In the late 1960s and early 1970s, perhaps the most recognizable private jetliner in the sky was Hugh Hefner’s personal McDonnell Douglas DC-9.  Perhaps for its unusual black paint job, but more likely, the spotlight enhanced silhouette of Hefner’s signature white rabbit in a white bowtie on its tailfin

 

Hefner purchased the plane when he was 43. He had the 119-foot plane custom-made for him after a 1966 trip to London. “I saw the future when I was in London: The sexual revolution was going on and the miniskirt had just arrived … I decided then and there to get the jet,” he said in a piece he wrote for the Wall Street Journal in 2010.

In January 1969, Playboy took delivery of the “Big Bunny” straight from the McDonnell Douglas factory for $5.5M ($38.2M adjusted for inflation). It wasn’t so much an aircraft as it was the Playboy Mansion at 35,000 feet. Customized with a living room with leather sofas, a theater, a discotheque and salon complete with an oval bed with silk sheets and a fur bedspread.

 

The Big Bunny sported a special crew of flight attendants dubbed “Jet Bunnies.” The women were pulled from Playboy clubs in Los Angeles and Chicago and sent for training with Continental Airlines. The Jet Bunnies’ uniforms that were designed by Walter Holmes included rabbit ears and tails, black boots, and white aviator scarves.

For six years the Big Bunny was used for transporting the publisher between his homes in Los Angeles and Chicago, along with going on holidays around the world with his entourage of beautiful women, celebrities, and Playboy staff. While dating his then-girlfriend, Barbi Benton, the pair visited Germany, Kenya, London, Monte Carlo, Spain, Kenya, and Italy with friends.

 

It wasn’t just celebrities who got to ride in the private jet. In 1975, Hugh even lent Big Bunny to “Operation Babylift” which saw the jet fly 40 babies orphaned by the Vietnam War to meet their adoptive parents across the US.
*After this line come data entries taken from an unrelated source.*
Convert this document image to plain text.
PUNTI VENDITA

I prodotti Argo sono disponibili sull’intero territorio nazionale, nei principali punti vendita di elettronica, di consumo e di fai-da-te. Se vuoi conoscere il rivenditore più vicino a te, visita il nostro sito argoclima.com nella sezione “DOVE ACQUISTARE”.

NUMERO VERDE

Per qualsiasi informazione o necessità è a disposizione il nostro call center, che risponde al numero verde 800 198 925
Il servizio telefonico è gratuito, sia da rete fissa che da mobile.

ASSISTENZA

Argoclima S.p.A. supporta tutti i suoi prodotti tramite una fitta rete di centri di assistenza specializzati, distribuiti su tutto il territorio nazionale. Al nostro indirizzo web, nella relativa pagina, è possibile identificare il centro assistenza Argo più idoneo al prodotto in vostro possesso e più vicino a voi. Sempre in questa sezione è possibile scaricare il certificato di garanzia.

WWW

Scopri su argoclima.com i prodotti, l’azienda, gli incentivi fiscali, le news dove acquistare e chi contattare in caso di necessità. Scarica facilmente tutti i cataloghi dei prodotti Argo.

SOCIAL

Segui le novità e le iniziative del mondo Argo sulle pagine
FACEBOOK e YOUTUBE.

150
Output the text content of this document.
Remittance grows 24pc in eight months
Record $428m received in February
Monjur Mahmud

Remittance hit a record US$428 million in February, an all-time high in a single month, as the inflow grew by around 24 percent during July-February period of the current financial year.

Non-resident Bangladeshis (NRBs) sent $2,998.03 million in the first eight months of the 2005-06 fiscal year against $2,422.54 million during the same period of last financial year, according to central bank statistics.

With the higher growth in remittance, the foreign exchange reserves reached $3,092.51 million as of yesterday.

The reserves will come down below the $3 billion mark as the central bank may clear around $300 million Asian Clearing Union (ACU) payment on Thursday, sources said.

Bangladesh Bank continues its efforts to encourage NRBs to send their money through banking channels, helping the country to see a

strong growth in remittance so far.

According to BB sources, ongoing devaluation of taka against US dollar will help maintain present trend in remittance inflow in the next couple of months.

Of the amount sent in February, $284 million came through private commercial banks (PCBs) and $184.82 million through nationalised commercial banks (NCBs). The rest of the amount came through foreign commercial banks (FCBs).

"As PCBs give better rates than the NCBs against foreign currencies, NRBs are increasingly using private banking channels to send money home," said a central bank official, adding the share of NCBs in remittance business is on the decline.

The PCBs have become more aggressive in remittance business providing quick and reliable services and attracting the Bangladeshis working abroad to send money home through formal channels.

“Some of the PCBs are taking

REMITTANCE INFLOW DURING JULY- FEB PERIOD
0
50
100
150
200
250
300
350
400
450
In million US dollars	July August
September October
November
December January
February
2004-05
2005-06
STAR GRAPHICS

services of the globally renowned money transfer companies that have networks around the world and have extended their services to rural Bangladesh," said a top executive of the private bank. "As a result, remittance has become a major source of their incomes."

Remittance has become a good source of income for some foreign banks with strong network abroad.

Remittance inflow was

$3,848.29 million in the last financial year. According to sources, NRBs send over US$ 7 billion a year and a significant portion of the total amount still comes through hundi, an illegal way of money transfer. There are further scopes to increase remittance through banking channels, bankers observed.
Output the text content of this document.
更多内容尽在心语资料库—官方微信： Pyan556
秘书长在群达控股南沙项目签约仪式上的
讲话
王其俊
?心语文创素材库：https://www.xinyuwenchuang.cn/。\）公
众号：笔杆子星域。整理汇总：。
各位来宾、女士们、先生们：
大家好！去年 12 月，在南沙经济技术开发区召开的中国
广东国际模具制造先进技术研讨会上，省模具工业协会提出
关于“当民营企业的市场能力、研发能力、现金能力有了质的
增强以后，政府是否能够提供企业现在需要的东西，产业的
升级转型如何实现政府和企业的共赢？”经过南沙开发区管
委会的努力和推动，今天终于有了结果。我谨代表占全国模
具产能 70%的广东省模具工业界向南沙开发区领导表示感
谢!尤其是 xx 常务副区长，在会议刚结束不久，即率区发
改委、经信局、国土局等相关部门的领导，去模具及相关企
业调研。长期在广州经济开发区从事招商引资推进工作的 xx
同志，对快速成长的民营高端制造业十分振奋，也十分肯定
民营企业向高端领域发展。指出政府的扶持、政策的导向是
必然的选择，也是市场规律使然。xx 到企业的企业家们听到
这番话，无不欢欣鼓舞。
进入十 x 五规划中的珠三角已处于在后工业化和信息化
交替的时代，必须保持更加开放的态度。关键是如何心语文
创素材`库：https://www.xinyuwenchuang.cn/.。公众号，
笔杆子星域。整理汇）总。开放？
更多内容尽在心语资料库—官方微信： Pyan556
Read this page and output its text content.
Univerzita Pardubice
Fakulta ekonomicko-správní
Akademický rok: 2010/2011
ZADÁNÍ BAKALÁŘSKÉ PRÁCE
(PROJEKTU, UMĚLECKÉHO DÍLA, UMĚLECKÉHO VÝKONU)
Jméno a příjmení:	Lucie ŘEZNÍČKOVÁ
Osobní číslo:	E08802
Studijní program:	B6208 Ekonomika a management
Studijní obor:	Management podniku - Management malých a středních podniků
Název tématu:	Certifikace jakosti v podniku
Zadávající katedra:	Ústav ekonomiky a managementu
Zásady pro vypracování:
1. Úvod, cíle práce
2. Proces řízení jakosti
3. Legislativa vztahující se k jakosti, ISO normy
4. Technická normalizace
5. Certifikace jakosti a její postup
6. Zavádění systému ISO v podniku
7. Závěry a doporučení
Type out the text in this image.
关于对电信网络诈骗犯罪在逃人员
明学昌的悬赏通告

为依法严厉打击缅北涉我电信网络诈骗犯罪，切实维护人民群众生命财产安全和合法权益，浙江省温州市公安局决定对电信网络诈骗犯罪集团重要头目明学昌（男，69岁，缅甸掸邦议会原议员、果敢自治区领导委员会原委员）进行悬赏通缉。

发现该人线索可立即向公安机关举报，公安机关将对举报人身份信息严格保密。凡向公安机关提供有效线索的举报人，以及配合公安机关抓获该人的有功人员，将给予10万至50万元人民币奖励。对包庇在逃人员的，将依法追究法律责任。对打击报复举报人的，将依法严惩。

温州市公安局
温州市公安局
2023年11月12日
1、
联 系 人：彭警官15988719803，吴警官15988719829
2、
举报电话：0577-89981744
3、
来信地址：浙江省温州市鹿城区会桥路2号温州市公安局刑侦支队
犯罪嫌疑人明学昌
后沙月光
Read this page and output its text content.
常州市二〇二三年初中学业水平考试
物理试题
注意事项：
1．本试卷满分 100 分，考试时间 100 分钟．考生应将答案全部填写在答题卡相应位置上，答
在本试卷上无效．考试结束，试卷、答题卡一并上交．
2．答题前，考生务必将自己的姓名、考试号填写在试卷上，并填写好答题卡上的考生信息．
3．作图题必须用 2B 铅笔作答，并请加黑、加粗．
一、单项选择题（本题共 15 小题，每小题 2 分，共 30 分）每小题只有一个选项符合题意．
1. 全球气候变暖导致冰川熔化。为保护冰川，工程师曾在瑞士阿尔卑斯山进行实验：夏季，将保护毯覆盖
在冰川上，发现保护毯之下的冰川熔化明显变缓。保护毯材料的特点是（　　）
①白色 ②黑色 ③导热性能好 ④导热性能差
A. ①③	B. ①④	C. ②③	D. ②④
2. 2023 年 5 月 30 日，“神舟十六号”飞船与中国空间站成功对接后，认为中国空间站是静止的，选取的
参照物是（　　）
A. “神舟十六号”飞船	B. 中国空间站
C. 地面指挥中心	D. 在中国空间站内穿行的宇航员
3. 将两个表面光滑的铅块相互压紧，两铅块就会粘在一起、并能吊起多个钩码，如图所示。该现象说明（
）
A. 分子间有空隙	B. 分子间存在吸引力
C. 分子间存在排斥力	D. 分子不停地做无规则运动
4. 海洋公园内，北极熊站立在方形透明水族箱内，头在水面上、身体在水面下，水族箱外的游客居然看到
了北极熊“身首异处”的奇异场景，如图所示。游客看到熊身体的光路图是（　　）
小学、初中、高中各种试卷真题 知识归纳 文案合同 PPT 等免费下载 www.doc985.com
After declining magazine sales, and after falling in love with his latest purchase, his estate widely known as Playboy Mansion, Hefner sold the plane to Venezuela Airlines in 1975, who later sold it to Aeromexico. Stripped of its luxury appointments, it served as a commercial aircraft until 2004.  In 2008, its fuselage was donated to a park in Queretaro, Mexico, where the onetime symbol of aviatic hedonism found new purpose as a children’s educational tool.